Ictibus Felicibus: Based on the good response I've gotten to the use of accent marks at Tar Heel Reader, I'm collecting fables now with macrons AND accent marks in this blog. Today's fable with macrons and accent marks is Ursus et Viatores, the story of what happened when two friends ran into a bear!

Aesopus Elegiacus: For my next book project, I'm collecting Aesop's fables told in the form of elegiac couplets, two per day so that I'll plenty piled up for next summer. Today's elegiac fables are Tauri et Leo, which tells how the lion was able to defeat the united bulls, and Caecus et Claudus, the story of mutual aid between a man who could not see and a man who could not walk. There are also word lists included, courtesy of!

Fable of the Day: Today's fable of the day from Barlow's Aesop is DE VULPE IN PUTEO (the story of how the fox tricked the goat in order to make her escape from a wall). You can use the Javascript to include the fable of the day automatically each day on your webpage or blog - meanwhile, to find out more about today's fable, visit the Ning Resource Page for this fable, where you will find links to the text, commentary, and a discussion board for questions and comments.

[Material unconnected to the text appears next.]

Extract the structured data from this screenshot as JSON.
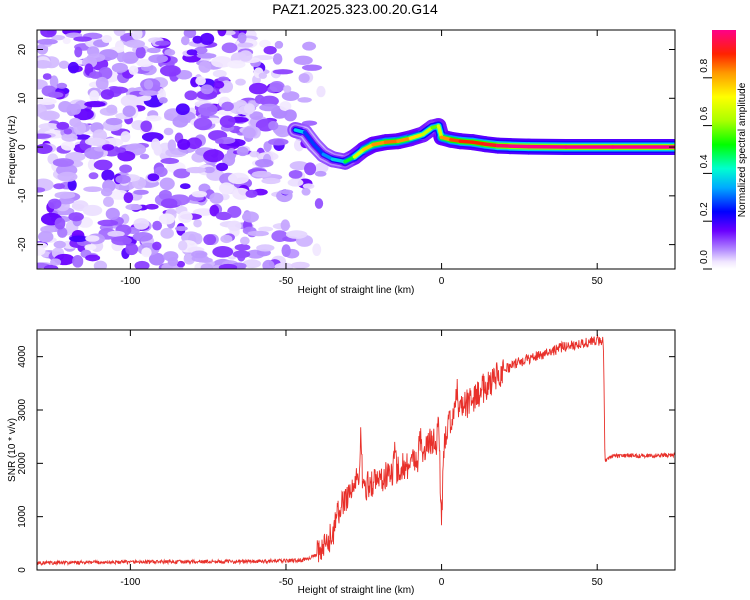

Florilegium Fabularum: I'm working my way, slowly but surely, through the amazing collection of fables by Irenaeus published in 1666. Today's fable is Agricola et Fortuna, the story of a farmer's failure to thank the goddess for his good fortune.

Tar Heel Readers: Materials continue to accumulate at Tar Heel Reader (keep up with the latest items at the Libelli Latini blog). Today I decided to feature Lūdī Circēnsēs, a wonderful explanation of the ancient Roman chariot races, contributed by Laura Joyner.